J'ai donné un cheval dans le sentier d'Allah, puis je l'ai vu en vente. J'ai demandé au Prophète (que la prière et le salut d'Allah soient sur lui) si je pouvais l'acheter, et il a dit : « Ne l'achète pas et ne reprends pas ta charité. »
Al-Humaydi nous a rapporté, Sufyan nous a rapporté, qu'il a dit : J'ai entendu Malik ibn Anas demander à Zayd ibn Aslam, et Zayd a dit : J'ai entendu mon père dire : ‘Umar ibn al-Khattab (qu'Allah soit satisfait de lui) a dit : J'ai donné un cheval dans le sentier d'Allah, puis je l'ai vu vendu. J'ai alors demandé au Prophète (paix et bénédictions d'Allah sur lui) : « Dois-je l'acheter ? » Il a répondu : « Ne l'achète pas et ne reprends pas ta charité. »
Chapitre 120: L'ouvrier
الأَجِيرِ
J’ai participé à la Ghazwa de Tabuk avec le Messager d’Allah (صلى الله عليه وسلم) et j’ai donné un jeune chameau à monter dans le Jihad et c’était, pour moi, l’une de mes meilleures actions. Puis j’ai employé un ouvrier qui s’est querellé avec une autre personne. L’un d’eux mordit la main de l’autre et le second retira sa main de la bouche du premier, retirant sa dent de devant. Ensuite, le premier a intenté un procès contre le second devant le Prophète qui a rejeté ce procès en disant : « Attendez-vous qu’il vous tend la main pour que vous la brisiez comme un chameau mâle brise (la végétation) ? »

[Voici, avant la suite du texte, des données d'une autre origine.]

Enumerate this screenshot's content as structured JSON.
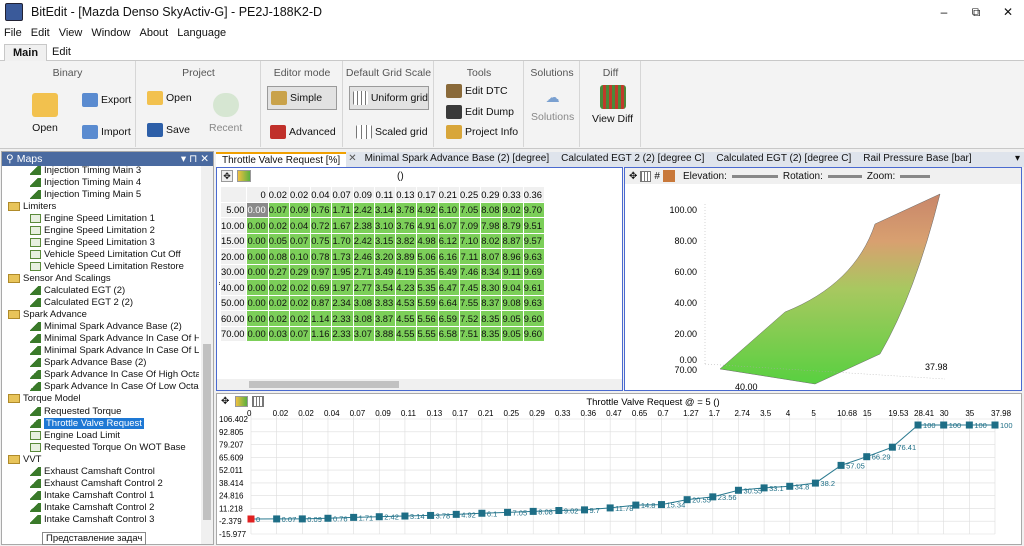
{
  "window": {
    "title": "BitEdit - [Mazda Denso SkyActiv-G] - PE2J-188K2-D",
    "minimize": "–",
    "restore": "⧉",
    "close": "✕"
  },
  "menu": [
    "File",
    "Edit",
    "View",
    "Window",
    "About",
    "Language"
  ],
  "ribbon_tabs": [
    "Main",
    "Edit"
  ],
  "ribbon": {
    "binary": {
      "title": "Binary",
      "open": "Open",
      "export": "Export",
      "import": "Import"
    },
    "project": {
      "title": "Project",
      "open": "Open",
      "save": "Save",
      "recent": "Recent"
    },
    "editor_mode": {
      "title": "Editor mode",
      "simple": "Simple",
      "advanced": "Advanced"
    },
    "grid_scale": {
      "title": "Default Grid Scale",
      "uniform": "Uniform grid",
      "scaled": "Scaled grid"
    },
    "tools": {
      "title": "Tools",
      "edit_dtc": "Edit DTC",
      "edit_dump": "Edit Dump",
      "project_info": "Project Info"
    },
    "solutions": {
      "title": "Solutions",
      "solutions": "Solutions"
    },
    "diff": {
      "title": "Diff",
      "view_diff": "View Diff"
    }
  },
  "maps_panel": {
    "title": "Maps",
    "pin": "▾ ⊓ ✕",
    "tooltip": "Представление задач"
  },
  "tree": [
    {
      "label": "Injection Timing Main 3",
      "type": "map",
      "indent": 1
    },
    {
      "label": "Injection Timing Main 4",
      "type": "map",
      "indent": 1
    },
    {
      "label": "Injection Timing Main 5",
      "type": "map",
      "indent": 1
    },
    {
      "label": "Limiters",
      "type": "folder",
      "indent": 0
    },
    {
      "label": "Engine Speed Limitation 1",
      "type": "table",
      "indent": 1
    },
    {
      "label": "Engine Speed Limitation 2",
      "type": "table",
      "indent": 1
    },
    {
      "label": "Engine Speed Limitation 3",
      "type": "table",
      "indent": 1
    },
    {
      "label": "Vehicle Speed Limitation Cut Off",
      "type": "table",
      "indent": 1
    },
    {
      "label": "Vehicle Speed Limitation Restore",
      "type": "table",
      "indent": 1
    },
    {
      "label": "Sensor And Scalings",
      "type": "folder",
      "indent": 0
    },
    {
      "label": "Calculated EGT (2)",
      "type": "map",
      "indent": 1
    },
    {
      "label": "Calculated EGT 2 (2)",
      "type": "map",
      "indent": 1
    },
    {
      "label": "Spark Advance",
      "type": "folder",
      "indent": 0
    },
    {
      "label": "Minimal Spark Advance Base (2)",
      "type": "map",
      "indent": 1
    },
    {
      "label": "Minimal Spark Advance In Case Of High",
      "type": "map",
      "indent": 1
    },
    {
      "label": "Minimal Spark Advance In Case Of Low",
      "type": "map",
      "indent": 1
    },
    {
      "label": "Spark Advance Base (2)",
      "type": "map",
      "indent": 1
    },
    {
      "label": "Spark Advance In Case Of High Octane",
      "type": "map",
      "indent": 1
    },
    {
      "label": "Spark Advance In Case Of Low Octane F",
      "type": "map",
      "indent": 1
    },
    {
      "label": "Torque Model",
      "type": "folder",
      "indent": 0
    },
    {
      "label": "Requested Torque",
      "type": "map",
      "indent": 1
    },
    {
      "label": "Throttle Valve Request",
      "type": "map",
      "indent": 1,
      "selected": true
    },
    {
      "label": "Engine Load Limit",
      "type": "table",
      "indent": 1
    },
    {
      "label": "Requested Torque On WOT Base",
      "type": "table",
      "indent": 1
    },
    {
      "label": "VVT",
      "type": "folder",
      "indent": 0
    },
    {
      "label": "Exhaust Camshaft Control",
      "type": "map",
      "indent": 1
    },
    {
      "label": "Exhaust Camshaft Control 2",
      "type": "map",
      "indent": 1
    },
    {
      "label": "Intake Camshaft Control 1",
      "type": "map",
      "indent": 1
    },
    {
      "label": "Intake Camshaft Control 2",
      "type": "map",
      "indent": 1
    },
    {
      "label": "Intake Camshaft Control 3",
      "type": "map",
      "indent": 1
    }
  ],
  "doc_tabs": [
    "Throttle Valve Request [%]",
    "Minimal Spark Advance Base (2) [degree]",
    "Calculated EGT 2 (2) [degree C]",
    "Calculated EGT (2) [degree C]",
    "Rail Pressure Base [bar]"
  ],
  "table": {
    "x_title": "()",
    "y_title": "()",
    "cols": [
      "0",
      "0.02",
      "0.02",
      "0.04",
      "0.07",
      "0.09",
      "0.11",
      "0.13",
      "0.17",
      "0.21",
      "0.25",
      "0.29",
      "0.33",
      "0.36"
    ],
    "rows": [
      {
        "y": "5.00",
        "v": [
          "0.00",
          "0.07",
          "0.09",
          "0.76",
          "1.71",
          "2.42",
          "3.14",
          "3.78",
          "4.92",
          "6.10",
          "7.05",
          "8.08",
          "9.02",
          "9.70"
        ]
      },
      {
        "y": "10.00",
        "v": [
          "0.00",
          "0.02",
          "0.04",
          "0.72",
          "1.67",
          "2.38",
          "3.10",
          "3.76",
          "4.91",
          "6.07",
          "7.09",
          "7.98",
          "8.79",
          "9.51"
        ]
      },
      {
        "y": "15.00",
        "v": [
          "0.00",
          "0.05",
          "0.07",
          "0.75",
          "1.70",
          "2.42",
          "3.15",
          "3.82",
          "4.98",
          "6.12",
          "7.10",
          "8.02",
          "8.87",
          "9.57"
        ]
      },
      {
        "y": "20.00",
        "v": [
          "0.00",
          "0.08",
          "0.10",
          "0.78",
          "1.73",
          "2.46",
          "3.20",
          "3.89",
          "5.06",
          "6.16",
          "7.11",
          "8.07",
          "8.96",
          "9.63"
        ]
      },
      {
        "y": "30.00",
        "v": [
          "0.00",
          "0.27",
          "0.29",
          "0.97",
          "1.95",
          "2.71",
          "3.49",
          "4.19",
          "5.35",
          "6.49",
          "7.46",
          "8.34",
          "9.11",
          "9.69"
        ]
      },
      {
        "y": "40.00",
        "v": [
          "0.00",
          "0.02",
          "0.02",
          "0.69",
          "1.97",
          "2.77",
          "3.54",
          "4.23",
          "5.35",
          "6.47",
          "7.45",
          "8.30",
          "9.04",
          "9.61"
        ]
      },
      {
        "y": "50.00",
        "v": [
          "0.00",
          "0.02",
          "0.02",
          "0.87",
          "2.34",
          "3.08",
          "3.83",
          "4.53",
          "5.59",
          "6.64",
          "7.55",
          "8.37",
          "9.08",
          "9.63"
        ]
      },
      {
        "y": "60.00",
        "v": [
          "0.00",
          "0.02",
          "0.02",
          "1.14",
          "2.33",
          "3.08",
          "3.87",
          "4.55",
          "5.56",
          "6.59",
          "7.52",
          "8.35",
          "9.05",
          "9.60"
        ]
      },
      {
        "y": "70.00",
        "v": [
          "0.00",
          "0.03",
          "0.07",
          "1.16",
          "2.33",
          "3.07",
          "3.88",
          "4.55",
          "5.55",
          "6.58",
          "7.51",
          "8.35",
          "9.05",
          "9.60"
        ]
      }
    ]
  },
  "view3d": {
    "elevation_label": "Elevation:",
    "rotation_label": "Rotation:",
    "zoom_label": "Zoom:",
    "z_ticks": [
      "100.00",
      "80.00",
      "60.00",
      "40.00",
      "20.00",
      "0.00"
    ],
    "y_labels": [
      "70.00",
      "40.00"
    ],
    "x_label": "37.98"
  },
  "chart_data": {
    "type": "line",
    "title": "Throttle Valve Request @ = 5 ()",
    "x": [
      "0",
      "0.02",
      "0.02",
      "0.04",
      "0.07",
      "0.09",
      "0.11",
      "0.13",
      "0.17",
      "0.21",
      "0.25",
      "0.29",
      "0.33",
      "0.36",
      "0.47",
      "0.65",
      "0.7",
      "1.27",
      "1.7",
      "2.74",
      "3.5",
      "4",
      "5",
      "10.68",
      "15",
      "19.53",
      "28.41",
      "30",
      "35",
      "37.98"
    ],
    "values": [
      0,
      0.07,
      0.09,
      0.76,
      1.71,
      2.42,
      3.14,
      3.78,
      4.92,
      6.1,
      7.05,
      8.08,
      9.02,
      9.7,
      11.78,
      14.8,
      15.34,
      20.55,
      23.56,
      30.55,
      33.1,
      34.8,
      38.2,
      57.05,
      66.29,
      76.41,
      100,
      100,
      100,
      100
    ],
    "y_ticks": [
      "106.402",
      "92.805",
      "79.207",
      "65.609",
      "52.011",
      "38.414",
      "24.816",
      "11.218",
      "-2.379",
      "-15.977"
    ],
    "ylim": [
      -15.977,
      106.402
    ],
    "line_color": "#2a7a90",
    "marker_color": "#1e6e86",
    "first_marker_color": "#e02020"
  }
}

Chapitre 121: Le drapeau du Prophète scie
مَا قِيلَ فِي لِوَاءِ النَّبِيِّ صلى الله عليه وسلم
Lorsque Qais bin Sa'd Al-Ansari, qui portait le drapeau du Prophète, avait l'intention d'accomplir le Hadj, il se peignait les cheveux.

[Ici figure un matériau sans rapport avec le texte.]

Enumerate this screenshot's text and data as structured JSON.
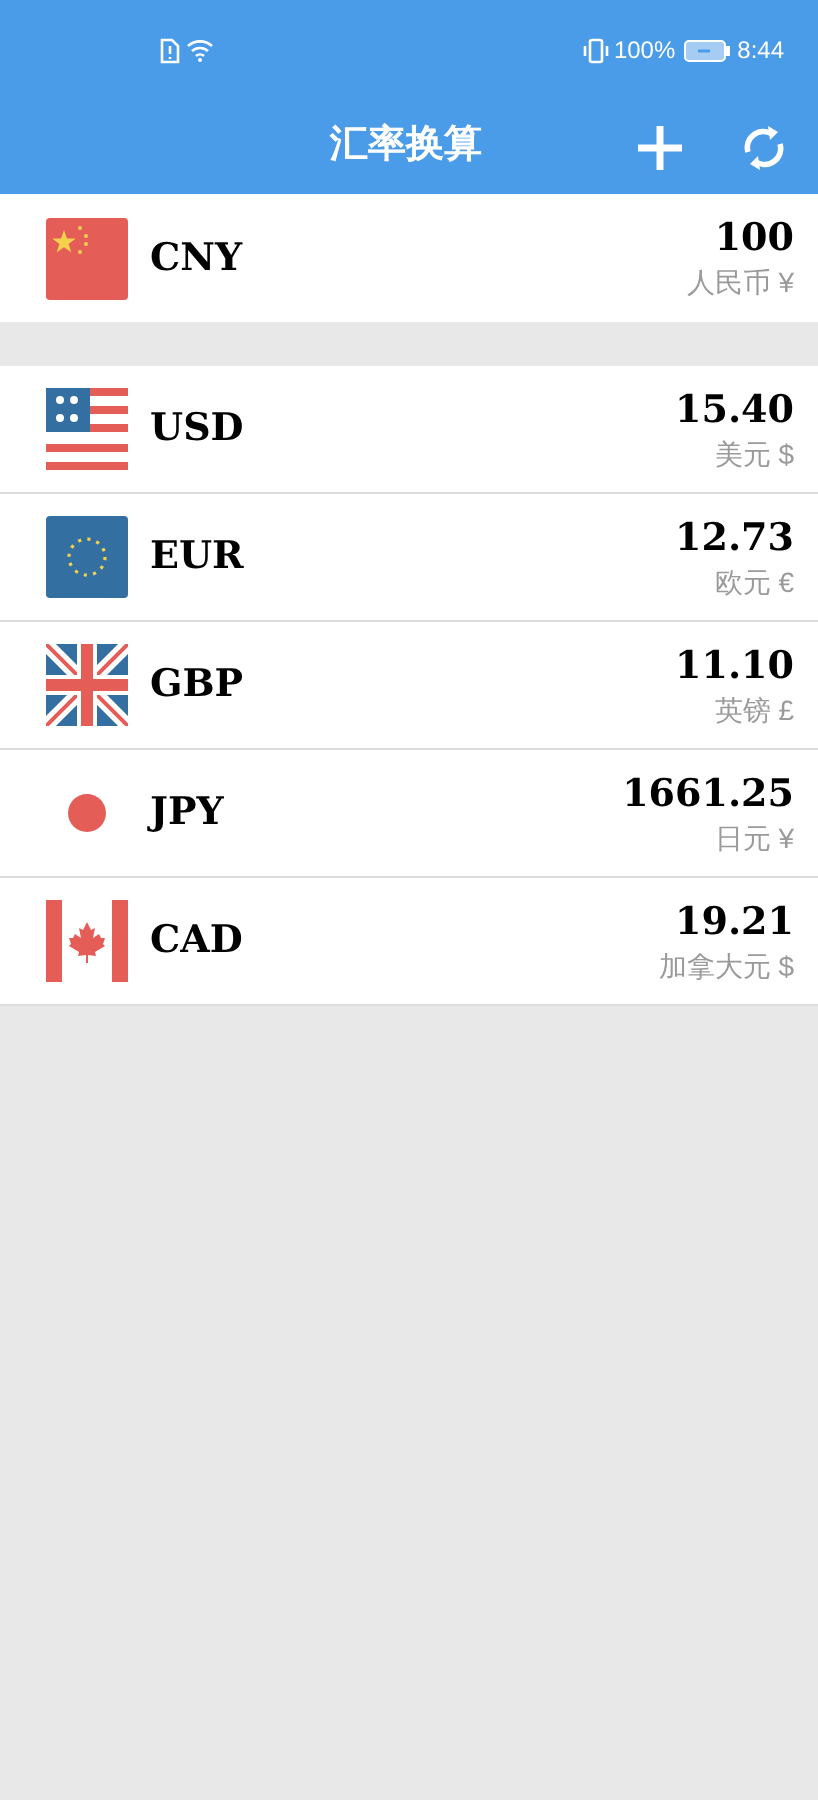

Sa'id ibn Abi Maryam nous a rapporté, disant : al-Layth m'a rapporté, disant : 'Uqayl m'a informé, d'après Ibn Shihab, disant : Tha'laba ibn Abi Malik al-Qurazi m'a informé, que Qais ibn Sa'd al-Ansari, qu'Allah l'agrée, et qui était le porte-étendard du Messager d'Allah, qu'Allah prie sur lui et le salue, voulut accomplir le Hajj et se peigna les cheveux.
Sa'id ibn Abi Maryam nous a rapporté, disant : al-Layth m'a rapporté, disant : 'Uqayl m'a informé, d'après Ibn Shihab, qui a dit : Tha'laba ibn Abi Malik al-Qurazi m'a informé, que Qays ibn Sa'd al-Ansari (qu'Allah soit satisfait de lui - رضي الله عنه) — qui était le porte-étendard du Messager d'Allah (paix et salut sur lui - صلى الله عليه وسلم) — avait l'intention d'accomplir le Hajj, alors il se peigna.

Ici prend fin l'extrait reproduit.